ライシンド牛(黄牛とインド牛の交雑種)の繁殖雌牛

 第一次インドシナ戦争(1946年〜1954年)の間、ベトナム民主共和国は、引き続き水牛、ウシの生産に力を入れた。水牛とウシの頭数調査が行われ、また新たな動物用医薬品製造工場が設立された。合わせて、家畜に対する防寒対策や住居から離れたウシ小屋の導入、塩蔵稲わらの給与法の開発なども行われた。この間は、水牛とウシは農畜産業目的だけではなく、戦場への食物、兵器、機器の輸送用として非常に重要だった。

 第一次インドシナ戦争後は、水牛、ウシはベトナムの北部での農耕用の役牛として重要視された。1960年から、水牛とウシの所有権が、個人から国家に移った。また、1965年には主要な州における獣医ネットワークの設立が始まった。さらに、1956年以降、畜産学や獣医学に関する大学や研究機関が設立された。

 酪農も重要視されるようになり、1960年から1968年にかけて、中国やキューバからホルスタイン種が輸入された。
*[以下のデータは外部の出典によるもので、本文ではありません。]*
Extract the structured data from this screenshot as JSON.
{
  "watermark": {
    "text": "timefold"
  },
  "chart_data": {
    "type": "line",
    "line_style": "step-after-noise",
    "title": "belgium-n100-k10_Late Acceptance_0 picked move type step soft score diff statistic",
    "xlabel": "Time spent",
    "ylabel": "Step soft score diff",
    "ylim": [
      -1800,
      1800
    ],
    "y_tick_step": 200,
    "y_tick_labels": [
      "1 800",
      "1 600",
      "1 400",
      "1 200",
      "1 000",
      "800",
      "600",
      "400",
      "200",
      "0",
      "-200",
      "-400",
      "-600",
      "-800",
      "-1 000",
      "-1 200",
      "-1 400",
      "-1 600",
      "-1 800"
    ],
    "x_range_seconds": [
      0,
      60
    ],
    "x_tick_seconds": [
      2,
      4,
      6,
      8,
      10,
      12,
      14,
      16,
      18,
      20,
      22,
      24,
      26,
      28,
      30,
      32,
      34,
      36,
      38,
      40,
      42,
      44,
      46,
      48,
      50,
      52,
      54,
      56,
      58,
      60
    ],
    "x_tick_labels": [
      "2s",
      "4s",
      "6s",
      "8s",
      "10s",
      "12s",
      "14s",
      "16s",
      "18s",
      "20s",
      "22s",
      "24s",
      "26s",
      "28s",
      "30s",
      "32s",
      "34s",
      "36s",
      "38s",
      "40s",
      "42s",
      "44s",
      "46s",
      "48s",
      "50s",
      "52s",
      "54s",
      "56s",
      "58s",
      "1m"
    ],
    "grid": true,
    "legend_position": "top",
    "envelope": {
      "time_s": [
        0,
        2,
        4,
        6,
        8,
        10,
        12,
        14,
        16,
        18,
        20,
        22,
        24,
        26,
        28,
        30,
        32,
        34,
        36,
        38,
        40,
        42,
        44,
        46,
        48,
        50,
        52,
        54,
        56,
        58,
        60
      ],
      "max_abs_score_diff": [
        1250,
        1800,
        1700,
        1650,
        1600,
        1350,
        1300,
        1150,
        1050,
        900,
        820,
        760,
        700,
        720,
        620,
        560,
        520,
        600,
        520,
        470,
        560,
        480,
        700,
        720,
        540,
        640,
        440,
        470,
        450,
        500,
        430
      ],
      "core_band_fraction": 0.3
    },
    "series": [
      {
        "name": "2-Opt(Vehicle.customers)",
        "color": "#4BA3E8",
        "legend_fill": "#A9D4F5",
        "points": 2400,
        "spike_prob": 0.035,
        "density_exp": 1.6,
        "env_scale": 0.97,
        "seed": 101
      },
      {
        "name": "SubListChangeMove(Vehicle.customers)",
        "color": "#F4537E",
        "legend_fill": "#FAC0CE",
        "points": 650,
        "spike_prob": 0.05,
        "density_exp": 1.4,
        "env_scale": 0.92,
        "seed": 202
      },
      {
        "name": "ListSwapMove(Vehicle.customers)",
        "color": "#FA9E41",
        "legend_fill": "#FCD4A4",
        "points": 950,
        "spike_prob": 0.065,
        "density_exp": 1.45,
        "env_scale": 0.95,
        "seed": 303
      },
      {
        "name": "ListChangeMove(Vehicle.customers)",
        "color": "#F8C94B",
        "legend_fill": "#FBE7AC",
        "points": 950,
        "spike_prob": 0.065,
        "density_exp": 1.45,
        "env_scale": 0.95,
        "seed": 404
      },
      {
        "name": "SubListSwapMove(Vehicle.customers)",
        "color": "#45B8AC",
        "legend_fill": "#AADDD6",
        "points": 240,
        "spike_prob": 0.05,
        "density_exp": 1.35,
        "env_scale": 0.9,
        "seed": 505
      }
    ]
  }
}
 ベトナム戦争後、家畜は国有化され、共同で飼養されていた。そして、村の小規模農場は、より大きい農場に合併されたが、これにより、水牛やウシの生産に多くの問題が生じた。共同農場では十分な飼料給与と飼養管理が行き届かなくなった。さらに、多くの農場が破産するとともに、水牛やウシの飼養頭数も減少した。ワクチン接種の助成金の廃止はワクチン接種の減少を引き起こし、その結果伝染病が発生した。
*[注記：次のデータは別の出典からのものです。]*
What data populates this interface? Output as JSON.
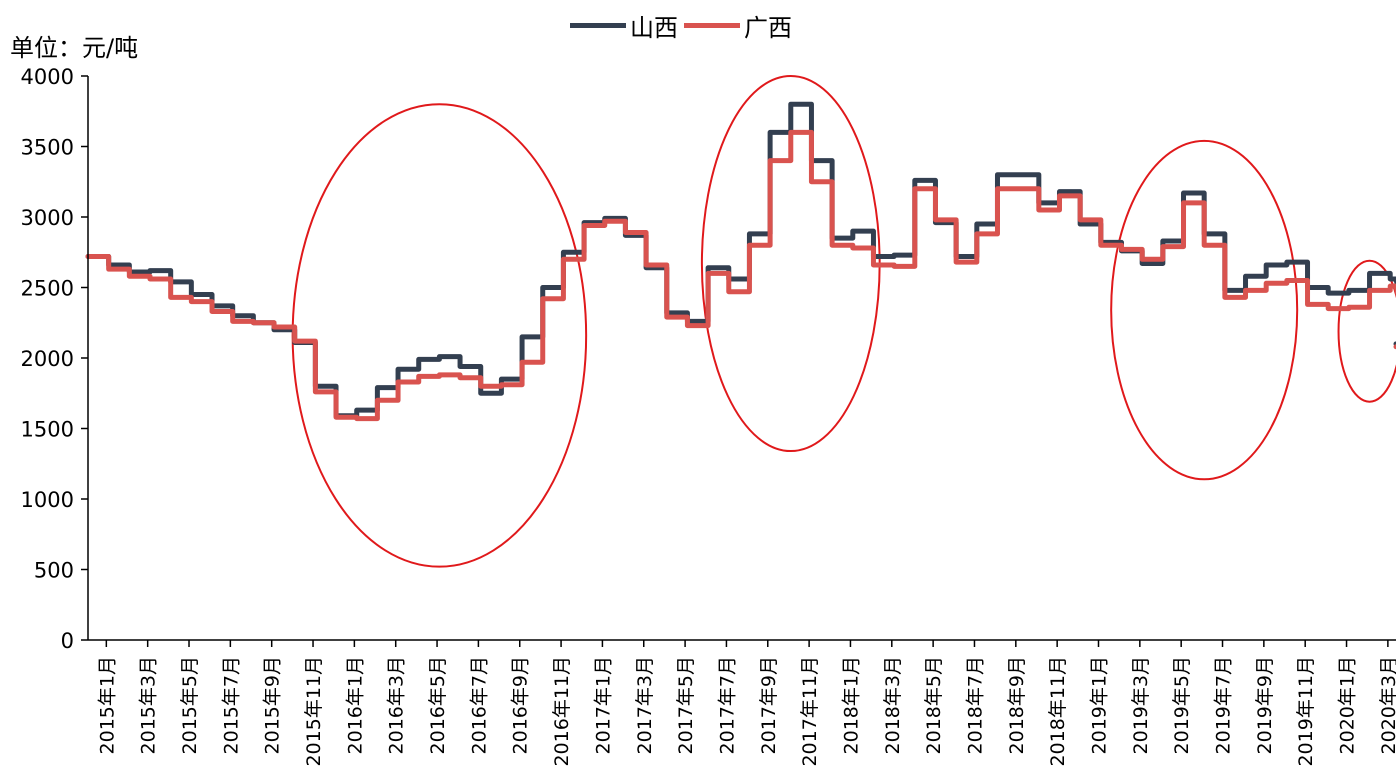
{
  "unit_label": "单位：元/吨",
  "colors": {
    "shanxi": "#333F50",
    "guangxi": "#D9534F",
    "ellipse": "#E0191B",
    "axis": "#000000"
  },
  "chart_data": {
    "type": "line",
    "ylim": [
      0,
      4000
    ],
    "yticks": [
      0,
      500,
      1000,
      1500,
      2000,
      2500,
      3000,
      3500,
      4000
    ],
    "grid": false,
    "legend": "top-center",
    "x_start_month": "2015-01",
    "x_end_month": "2020-05",
    "xtick_labels": [
      "2015年1月",
      "2015年3月",
      "2015年5月",
      "2015年7月",
      "2015年9月",
      "2015年11月",
      "2016年1月",
      "2016年3月",
      "2016年5月",
      "2016年7月",
      "2016年9月",
      "2016年11月",
      "2017年1月",
      "2017年3月",
      "2017年5月",
      "2017年7月",
      "2017年9月",
      "2017年11月",
      "2018年1月",
      "2018年3月",
      "2018年5月",
      "2018年7月",
      "2018年9月",
      "2018年11月",
      "2019年1月",
      "2019年3月",
      "2019年5月",
      "2019年7月",
      "2019年9月",
      "2019年11月",
      "2020年1月",
      "2020年3月"
    ],
    "series": [
      {
        "name": "山西",
        "color": "#333F50",
        "points": [
          [
            "2015-01",
            2720
          ],
          [
            "2015-02",
            2660
          ],
          [
            "2015-03",
            2610
          ],
          [
            "2015-04",
            2620
          ],
          [
            "2015-05",
            2540
          ],
          [
            "2015-06",
            2450
          ],
          [
            "2015-07",
            2370
          ],
          [
            "2015-08",
            2300
          ],
          [
            "2015-09",
            2250
          ],
          [
            "2015-10",
            2200
          ],
          [
            "2015-11",
            2110
          ],
          [
            "2015-12",
            1800
          ],
          [
            "2016-01",
            1590
          ],
          [
            "2016-02",
            1630
          ],
          [
            "2016-03",
            1790
          ],
          [
            "2016-04",
            1920
          ],
          [
            "2016-05",
            1990
          ],
          [
            "2016-06",
            2010
          ],
          [
            "2016-07",
            1940
          ],
          [
            "2016-08",
            1750
          ],
          [
            "2016-09",
            1850
          ],
          [
            "2016-10",
            2150
          ],
          [
            "2016-11",
            2500
          ],
          [
            "2016-12",
            2750
          ],
          [
            "2017-01",
            2960
          ],
          [
            "2017-02",
            2990
          ],
          [
            "2017-03",
            2870
          ],
          [
            "2017-04",
            2640
          ],
          [
            "2017-05",
            2320
          ],
          [
            "2017-06",
            2260
          ],
          [
            "2017-07",
            2640
          ],
          [
            "2017-08",
            2560
          ],
          [
            "2017-09",
            2880
          ],
          [
            "2017-10",
            3600
          ],
          [
            "2017-11",
            3800
          ],
          [
            "2017-12",
            3400
          ],
          [
            "2018-01",
            2850
          ],
          [
            "2018-02",
            2900
          ],
          [
            "2018-03",
            2720
          ],
          [
            "2018-04",
            2730
          ],
          [
            "2018-05",
            3260
          ],
          [
            "2018-06",
            2960
          ],
          [
            "2018-07",
            2720
          ],
          [
            "2018-08",
            2950
          ],
          [
            "2018-09",
            3300
          ],
          [
            "2018-10",
            3300
          ],
          [
            "2018-11",
            3100
          ],
          [
            "2018-12",
            3180
          ],
          [
            "2019-01",
            2950
          ],
          [
            "2019-02",
            2820
          ],
          [
            "2019-03",
            2760
          ],
          [
            "2019-04",
            2670
          ],
          [
            "2019-05",
            2830
          ],
          [
            "2019-06",
            3170
          ],
          [
            "2019-07",
            2880
          ],
          [
            "2019-08",
            2480
          ],
          [
            "2019-09",
            2580
          ],
          [
            "2019-10",
            2660
          ],
          [
            "2019-11",
            2680
          ],
          [
            "2019-12",
            2500
          ],
          [
            "2020-01",
            2460
          ],
          [
            "2020-02",
            2480
          ],
          [
            "2020-03",
            2600
          ],
          [
            "2020-04",
            2560
          ],
          [
            "2020-05",
            2100
          ]
        ]
      },
      {
        "name": "广西",
        "color": "#D9534F",
        "points": [
          [
            "2015-01",
            2720
          ],
          [
            "2015-02",
            2630
          ],
          [
            "2015-03",
            2580
          ],
          [
            "2015-04",
            2560
          ],
          [
            "2015-05",
            2430
          ],
          [
            "2015-06",
            2400
          ],
          [
            "2015-07",
            2330
          ],
          [
            "2015-08",
            2260
          ],
          [
            "2015-09",
            2250
          ],
          [
            "2015-10",
            2220
          ],
          [
            "2015-11",
            2120
          ],
          [
            "2015-12",
            1760
          ],
          [
            "2016-01",
            1580
          ],
          [
            "2016-02",
            1570
          ],
          [
            "2016-03",
            1700
          ],
          [
            "2016-04",
            1830
          ],
          [
            "2016-05",
            1870
          ],
          [
            "2016-06",
            1880
          ],
          [
            "2016-07",
            1860
          ],
          [
            "2016-08",
            1800
          ],
          [
            "2016-09",
            1810
          ],
          [
            "2016-10",
            1970
          ],
          [
            "2016-11",
            2420
          ],
          [
            "2016-12",
            2700
          ],
          [
            "2017-01",
            2940
          ],
          [
            "2017-02",
            2970
          ],
          [
            "2017-03",
            2890
          ],
          [
            "2017-04",
            2660
          ],
          [
            "2017-05",
            2290
          ],
          [
            "2017-06",
            2230
          ],
          [
            "2017-07",
            2600
          ],
          [
            "2017-08",
            2470
          ],
          [
            "2017-09",
            2800
          ],
          [
            "2017-10",
            3400
          ],
          [
            "2017-11",
            3600
          ],
          [
            "2017-12",
            3250
          ],
          [
            "2018-01",
            2800
          ],
          [
            "2018-02",
            2780
          ],
          [
            "2018-03",
            2660
          ],
          [
            "2018-04",
            2650
          ],
          [
            "2018-05",
            3200
          ],
          [
            "2018-06",
            2980
          ],
          [
            "2018-07",
            2680
          ],
          [
            "2018-08",
            2880
          ],
          [
            "2018-09",
            3200
          ],
          [
            "2018-10",
            3200
          ],
          [
            "2018-11",
            3050
          ],
          [
            "2018-12",
            3150
          ],
          [
            "2019-01",
            2980
          ],
          [
            "2019-02",
            2800
          ],
          [
            "2019-03",
            2770
          ],
          [
            "2019-04",
            2700
          ],
          [
            "2019-05",
            2790
          ],
          [
            "2019-06",
            3100
          ],
          [
            "2019-07",
            2800
          ],
          [
            "2019-08",
            2430
          ],
          [
            "2019-09",
            2480
          ],
          [
            "2019-10",
            2530
          ],
          [
            "2019-11",
            2550
          ],
          [
            "2019-12",
            2380
          ],
          [
            "2020-01",
            2350
          ],
          [
            "2020-02",
            2360
          ],
          [
            "2020-03",
            2480
          ],
          [
            "2020-04",
            2510
          ],
          [
            "2020-05",
            2080
          ]
        ]
      }
    ],
    "annotations": [
      {
        "type": "ellipse",
        "cx": "2016-06",
        "cy": 2160,
        "rx_months": 7.1,
        "ry": 1640
      },
      {
        "type": "ellipse",
        "cx": "2017-11",
        "cy": 2670,
        "rx_months": 4.3,
        "ry": 1330
      },
      {
        "type": "ellipse",
        "cx": "2019-07",
        "cy": 2340,
        "rx_months": 4.5,
        "ry": 1200
      },
      {
        "type": "ellipse",
        "cx": "2020-03",
        "cy": 2190,
        "rx_months": 1.5,
        "ry": 500
      }
    ]
  }
}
 1979年10月になされた国家決議や1981年1月に発行された政府指令により家族経営に基礎をおいた生産システムが奨励されることとなり、水牛とウシの頭数は再び増加に転じた。

 1981年から現在に至るまで、水牛とウシは家族農場と国有農場の両方で飼養されている。今も残る国有農場は大規模農場が多く、畜産物の生産以外に、繁殖牛の供給基地といった目的を有している。一方、家族農場が生乳や食肉の市場への供給に大きな役割を果たしている。最近は中規模農場も見られるようになったが、酪農、肉牛、水牛のどの部門でも、大部分は1件当たり1−5頭の小規模農家で飼養されている。


(2)国家計画における酪農・肉牛産業
 ベトナムは、社会経済開発戦略として10年単位の長期計画を定め、その実施のために5年単位の計画を策定している。現在は、2001年に策定された「2001年−2010年社会経済開発戦略」の実現に向けて、10年計画の後期分として2006年に策定された「2006−2010年 5カ年社会経済開発計画」が実施されている。

 これらの計画において、酪農は、2006年の11万3千頭を2010年には20万頭に増頭することとしている。また、生乳生産量は、2006年の21万6千トンから2010年には35万トンに増加させるとしている。

 このために、現状で優位な酪農地域での中小規模の酪農家での生産を奨励することとしている。また、地方政府に農地の一部での飼料作物の生産を振興している。さらに、乳質や生産性といった遺伝的改良も進めることとしており、こうした国家酪農育種管理システムが計画達成に向けて重要であると考えられる。

 肉牛に関しては、2006年の651万頭から2010年までに800万頭まで増頭することとしている。これに伴い、牛肉生産は2006年の15万9千トンから2010年までに25万トンに増加させるとしている。

 このために、品種改良と品種の選択、栄養学や飼養管理の研究の実施と、酪農同様中小規模の生産農家における高品質牛肉の生産を振興している。また、酪農同様、地方政府に、農地の一部での飼料作物の生産や産業的肉牛農家の設立を促進している。さらに、遺伝的改良に加えて、安価な飼料資源による肥育技術の向上が重要とされている。こうした振興策により、牛肉の生体からの歩留まりを、2006年の32%から2010年には36%に向上させるとしている。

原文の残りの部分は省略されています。